The camp was opened just a year ago as Jordan faced the nightmarish task of caring for and sheltering an exodus of people from Syria, traumatised by long months of war, and fleeing for their lives.
Now it houses around 115,000 dispossessed, who are resiliently determined to get back on their feet, even as the sound of artillery fire from just across the border echoes around the camp at night.
Tents are mostly being replaced by container homes made of plastic and aluminium. Each costs about $2,500 and the camp holds 16,500 of them, with hopes that soon there will be 30,000.
“Home sweet home,” camp manager Kilian Kleinschmidt of the UN refugee agency told US Secretary of State John Kerry during a visit on Thursday with no hint of irony.
He highlighted the stark fact that, with no end to the 28-month-old conflict in sight, camp residents are increasingly resigning themselves to a protracted stay and are trying to pick up the pieces of their disrupted lives.

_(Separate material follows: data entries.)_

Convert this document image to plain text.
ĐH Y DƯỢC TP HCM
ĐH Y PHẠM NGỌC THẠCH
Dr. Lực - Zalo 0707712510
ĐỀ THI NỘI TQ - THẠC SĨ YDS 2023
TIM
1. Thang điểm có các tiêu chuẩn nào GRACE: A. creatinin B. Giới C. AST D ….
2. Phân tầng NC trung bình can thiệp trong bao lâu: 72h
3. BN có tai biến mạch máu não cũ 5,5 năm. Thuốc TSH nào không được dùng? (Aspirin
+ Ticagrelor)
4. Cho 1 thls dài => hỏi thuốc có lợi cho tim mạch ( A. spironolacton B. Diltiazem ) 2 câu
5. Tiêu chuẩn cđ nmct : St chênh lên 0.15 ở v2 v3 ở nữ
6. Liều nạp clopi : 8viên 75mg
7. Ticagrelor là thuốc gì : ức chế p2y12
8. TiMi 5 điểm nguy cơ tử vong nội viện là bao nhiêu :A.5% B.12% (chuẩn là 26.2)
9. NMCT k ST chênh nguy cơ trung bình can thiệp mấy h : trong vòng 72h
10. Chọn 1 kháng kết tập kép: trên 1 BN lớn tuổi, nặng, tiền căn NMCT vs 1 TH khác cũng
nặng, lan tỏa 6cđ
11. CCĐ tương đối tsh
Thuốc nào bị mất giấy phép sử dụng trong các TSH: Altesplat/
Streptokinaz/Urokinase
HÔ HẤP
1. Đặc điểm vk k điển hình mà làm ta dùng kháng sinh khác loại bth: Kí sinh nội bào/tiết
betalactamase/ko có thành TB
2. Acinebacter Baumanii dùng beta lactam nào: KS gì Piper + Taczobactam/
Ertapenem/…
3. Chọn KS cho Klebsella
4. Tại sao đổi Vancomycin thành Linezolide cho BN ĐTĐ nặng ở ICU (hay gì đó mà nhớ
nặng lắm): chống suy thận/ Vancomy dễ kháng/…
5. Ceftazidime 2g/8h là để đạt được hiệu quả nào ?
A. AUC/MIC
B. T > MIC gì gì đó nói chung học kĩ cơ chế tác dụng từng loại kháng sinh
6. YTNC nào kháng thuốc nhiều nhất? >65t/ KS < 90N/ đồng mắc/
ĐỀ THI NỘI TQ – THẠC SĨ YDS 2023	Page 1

Many come from the border province of Daraa, cradle of the March 2011 uprising against President Bashar al-Assad’s rule that escalated into armed rebellion,
“People of Daraa are traders. They have it in their blood,” said Kleinschmidt, an aid worker who is a veteran of world hotspots from Bosnia to Rwanda to Somalia.

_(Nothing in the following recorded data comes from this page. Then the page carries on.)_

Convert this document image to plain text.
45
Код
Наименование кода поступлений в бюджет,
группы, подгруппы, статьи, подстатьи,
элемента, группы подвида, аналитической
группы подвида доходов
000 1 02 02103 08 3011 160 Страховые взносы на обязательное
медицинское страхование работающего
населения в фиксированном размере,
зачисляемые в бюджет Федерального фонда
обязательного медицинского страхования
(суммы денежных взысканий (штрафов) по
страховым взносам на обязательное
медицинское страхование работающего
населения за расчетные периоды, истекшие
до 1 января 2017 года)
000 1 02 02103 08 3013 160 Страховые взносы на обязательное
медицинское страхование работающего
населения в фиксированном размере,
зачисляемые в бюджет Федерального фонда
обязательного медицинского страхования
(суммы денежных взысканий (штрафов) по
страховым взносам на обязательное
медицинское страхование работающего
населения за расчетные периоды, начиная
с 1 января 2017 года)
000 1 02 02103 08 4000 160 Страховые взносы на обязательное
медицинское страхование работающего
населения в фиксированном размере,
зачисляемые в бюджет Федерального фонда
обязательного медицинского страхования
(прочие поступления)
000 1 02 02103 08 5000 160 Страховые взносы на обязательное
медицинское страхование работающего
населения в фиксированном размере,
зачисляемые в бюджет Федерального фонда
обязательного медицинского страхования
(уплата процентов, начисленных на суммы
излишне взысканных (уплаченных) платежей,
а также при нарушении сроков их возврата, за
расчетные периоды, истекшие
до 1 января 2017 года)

“It’s incredible what they will trade, they’ll trade anything,” he told journalists.
Front courtyards are being cemented to keep out the mud, some families are even putting up little fountains outside their doors — “a symbol of home,” said Kleinschmidt.
The ever resourceful refugees are even tapping into the camp’s electricity network, leaving Kleinschmidt with a monthly bill approaching $500,000.
Most of the stolen power goes to run some 3,000 shops and 580 restaurants and food stalls which now dot the few asphalted roads — earning them the nickname the “Champs Elysee”, after Paris’s most famous street.
Here refugees can sip tea, buy shoes, or haggle for an air conditioning unit for their home, many of which now bristle with satellite dishes. And 10 taxis charge high prices to ferry people around.
Some of the money is carried out with the refugees. More comes from remittances from relatives working in Gulf or the West.
Others, including the children, scavenge for work. Smuggling is a problem, and every possession is for sale. Even the container homes are rented out or sold or used in schemes not sanctioned by the UN refugee agency.
There are three hospitals, a couple of schools, a main food distribution point and others just for bread, handing out some 5,000 loaves a day. There are also five football pitches and playgrounds with slides and swings.
“It’s important to keep some 60,000 children busy,” said Kleinschmidt, lamenting however that out of 30,000 of school age, just 5,000 have resumed their lessons.